[Operationalizing a design] [Conditions]

Once you have a research question, hypothesis, and prediction, the next step is to develop the experimental design. In this section, we talk about the basics of experimental design, participants, and items.

Operationalizing a design

Experimental design is the means by which hypotheses are operationalized. In other words, experimental design is how you collect controlled observations (i.e., data) about the relationship among the variables of interest. Note that our hypotheses often involve predictors that are continuous variables. The predictor variable we've discussed on the previous page—the relative frequency of words—is an example of a continuous predictor. For the purpose of experimental designs, continuous predictors are often binned into a small number of bins (though this is not always desirable, it is a common convention and for the current purpose, it will make it easier to talk about the design options you have for your experiment). Binning turns continuous variables into categorical variables. For example, we might bin words based on their relative frequency into "high" and "low" frequency words.

There are also variables that are naturally considered categorical. For example, if we hypothesized that nouns are read more quickly than verbs, "noun" vs. "verb" would be a categorical predictor.

Just like predictors, outcomes can be continuous or categorical. Reading times are an example of a continous outcome. The accuracy of an answer to a comprehension question (which is either true or false) is an example of a categorical outcome.


The first step in experimental design is to specify the conditions (e.g., test conditions and control conditions) that allow you to test your hypothesis. The conditions describe how we plan to manipulate our predictor variables. The goal of this manipulation is to test whether we will observe the change in the outcome variables predicted by our hypothesis.
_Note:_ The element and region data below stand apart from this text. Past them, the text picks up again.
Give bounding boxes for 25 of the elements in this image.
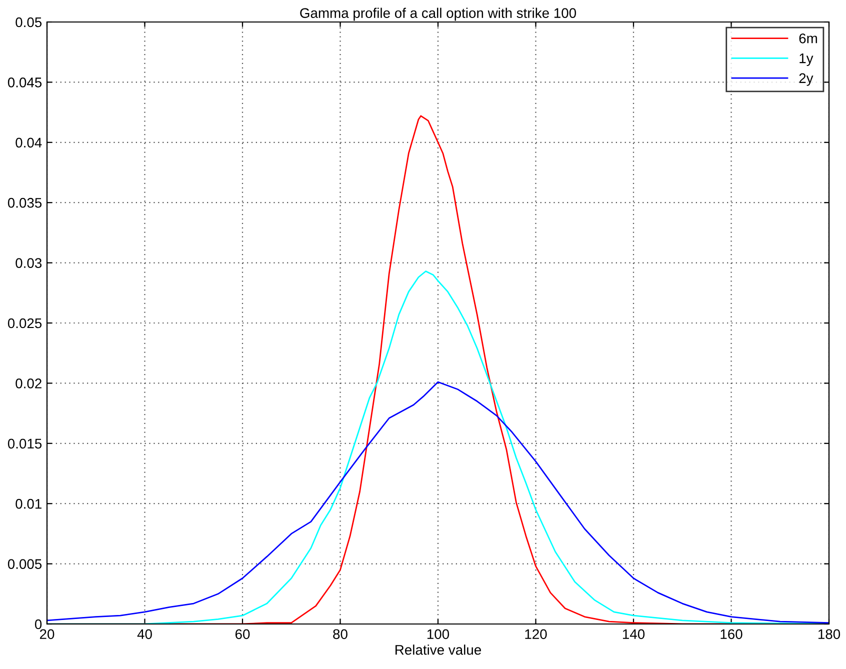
y-tick-label: 0.05 bbox=[16, 17, 42, 28]
x-tick-label: 140 bbox=[622, 629, 645, 640]
x-tick-label: 40 bbox=[137, 629, 152, 640]
legend-label: 6m bbox=[799, 33, 817, 44]
x-tick-label: 20 bbox=[40, 629, 54, 640]
y-tick-label: 0.045 bbox=[8, 78, 42, 88]
legend-label: 1y bbox=[800, 54, 814, 66]
x-tick-label: 60 bbox=[235, 629, 250, 640]
y-tick-label: 0.04 bbox=[16, 138, 42, 148]
x-tick-label: 100 bbox=[427, 629, 450, 640]
y-tick-label: 0.005 bbox=[8, 559, 42, 569]
x-axis-title: Relative value bbox=[396, 644, 482, 655]
y-tick-label: 0.03 bbox=[16, 258, 42, 268]
y-tick-label: 0.035 bbox=[8, 198, 42, 208]
y-tick-label: 0.02 bbox=[16, 378, 42, 388]
x-tick-label: 160 bbox=[720, 629, 742, 640]
y-tick-label: 0.01 bbox=[16, 498, 42, 509]
x-tick-label: 180 bbox=[818, 629, 840, 640]
legend-label: 2y bbox=[799, 73, 814, 86]
chart-title: Gamma profile of a call option with strike 100 bbox=[300, 8, 576, 21]
x-tick-label: 80 bbox=[333, 629, 348, 640]
y-tick-label: 0.015 bbox=[8, 438, 42, 449]
x-tick-label: 120 bbox=[525, 629, 547, 640]
y-tick-label: 0.025 bbox=[8, 318, 42, 328]
y-tick-label: 0 bbox=[34, 619, 42, 630]
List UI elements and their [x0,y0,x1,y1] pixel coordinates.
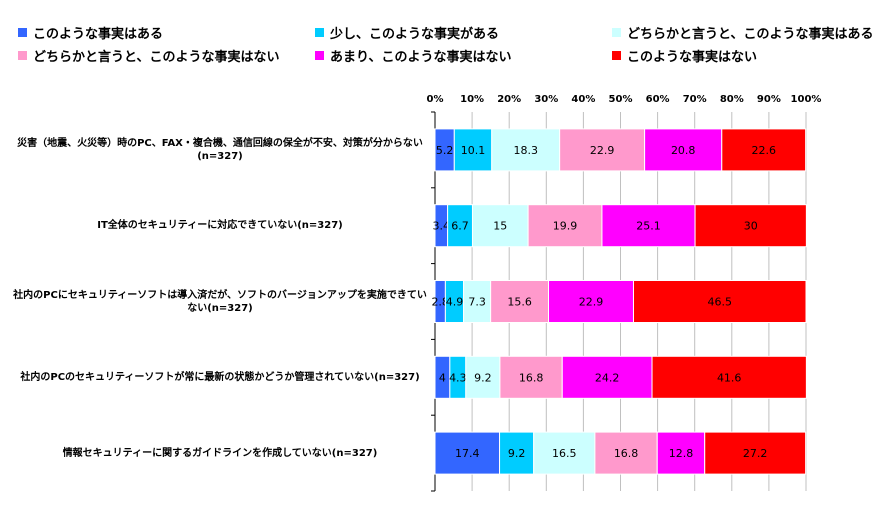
bar-segment [561,355,653,399]
bar-segment [559,128,646,172]
legend-swatch [18,51,27,60]
data-label: 4.9 [446,296,464,309]
data-label: 3.4 [433,220,451,233]
legend-swatch [315,51,324,60]
data-label: 15 [493,220,507,233]
x-tick-label: 60% [646,94,670,105]
legend-swatch [315,28,324,37]
bar-segment [704,431,807,475]
data-label: 4 [439,371,446,384]
data-label: 16.8 [519,371,544,384]
category-label: 情報セキュリティーに関するガイドラインを作成していない(n=327) [62,447,378,459]
data-label: 16.8 [614,447,639,460]
bar-segment [434,431,501,475]
bar-segment [499,355,563,399]
bar-segment [656,431,706,475]
data-label: 25.1 [636,220,661,233]
category-label: 社内のPCにセキュリティーソフトは導入済だが、ソフトのバージョンアップを実施でき… [13,289,427,314]
x-tick-label: 30% [534,94,558,105]
legend-label: どちらかと言うと、このような事実はある [627,27,874,42]
legend-label: このような事実はある [33,27,164,42]
data-label: 18.3 [513,144,538,157]
data-label: 4.3 [449,371,467,384]
data-label: 9.2 [474,371,492,384]
data-label: 5.2 [436,144,454,157]
data-label: 30 [744,220,758,233]
data-label: 20.8 [671,144,696,157]
legend-swatch [18,28,27,37]
bar-segment [463,280,492,323]
x-tick-label: 100% [791,94,822,105]
bar-segment [632,280,807,323]
x-tick-label: 20% [497,94,521,105]
x-tick-label: 10% [460,94,484,105]
data-label: 6.7 [451,220,469,233]
data-label: 24.2 [595,371,620,384]
data-label: 46.5 [707,296,732,309]
legend-label: あまり、このような事実はない [330,50,512,65]
legend-item: 少し、このような事実がある [315,23,499,42]
data-label: 10.1 [461,144,486,157]
legend-label: どちらかと言うと、このような事実はない [33,50,280,65]
x-tick-label: 50% [609,94,633,105]
x-tick-label: 40% [571,94,595,105]
data-label: 22.9 [579,296,604,309]
bar-segment [694,204,807,248]
data-label: 16.5 [552,447,577,460]
x-tick-label: 0% [427,94,444,105]
data-label: 27.2 [743,447,768,460]
data-label: 12.8 [669,447,694,460]
legend-item: どちらかと言うと、このような事実はない [18,46,279,65]
legend-item: このような事実はない [612,46,757,65]
legend-item: どちらかと言うと、このような事実はある [612,23,873,42]
data-label: 22.9 [590,144,615,157]
x-tick-label: 70% [683,94,707,105]
bar-segment [491,128,561,172]
bar-segment [548,280,634,323]
data-label: 19.9 [553,220,578,233]
bar-segment [601,204,696,248]
data-label: 2.8 [431,296,449,309]
data-label: 15.6 [507,296,532,309]
data-label: 17.4 [455,447,480,460]
x-tick-label: 90% [757,94,781,105]
bar-segment [721,128,807,172]
bar-segment [594,431,658,475]
legend-swatch [612,51,621,60]
legend-label: 少し、このような事実がある [330,27,500,42]
legend-label: このような事実はない [627,50,758,65]
category-label: 社内のPCのセキュリティーソフトが常に最新の状態かどうか管理されていない(n=3… [20,371,420,383]
category-label: IT全体のセキュリティーに対応できていない(n=327) [97,220,343,232]
data-label: 41.6 [717,371,742,384]
legend-item: あまり、このような事実はない [315,46,511,65]
legend-item: このような事実はある [18,23,163,42]
data-label: 7.3 [468,296,486,309]
data-label: 9.2 [508,447,526,460]
bar-segment [453,128,493,172]
bar-segment [499,431,535,475]
bar-segment [651,355,807,399]
x-tick-label: 80% [720,94,744,105]
legend-swatch [612,28,621,37]
data-label: 22.6 [751,144,776,157]
category-label: 災害（地震、火災等）時のPC、FAX・複合機、通信回線の保全が不安、対策が分から… [17,137,423,162]
bar-segment [471,204,529,248]
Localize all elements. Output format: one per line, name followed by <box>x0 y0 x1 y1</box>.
To continue the example introduced above, consider that we plan to bin relative frequency into "high" and "low" frequency words. We would then design our experiment to have a high-frequency condition and a low-frequency condition. Our prediction would be that reading times will be faster in the high-frequency condition than in the low-frequency condition.

Without further additions, we would call this a by-2 design, because we have one predictor variable in two conditions and there are no other manipulations in the experiment. We will go through a more detailed example in Materials section, but first we'll establish a little bit more terminology.

1. What is a condition?

2. True or False: Many variables should be simultaneously changed to differentiate between conditions.

3. Researchers want to test whether a time delay between presentation of the first stimuli and the second stimuli will affect how fast and how accurately participants match them. Which type of design should they use?

4. Researchers want to test whether students who participated in sports performed better on different types of reading tasks than students who did not. Which type of design should they use?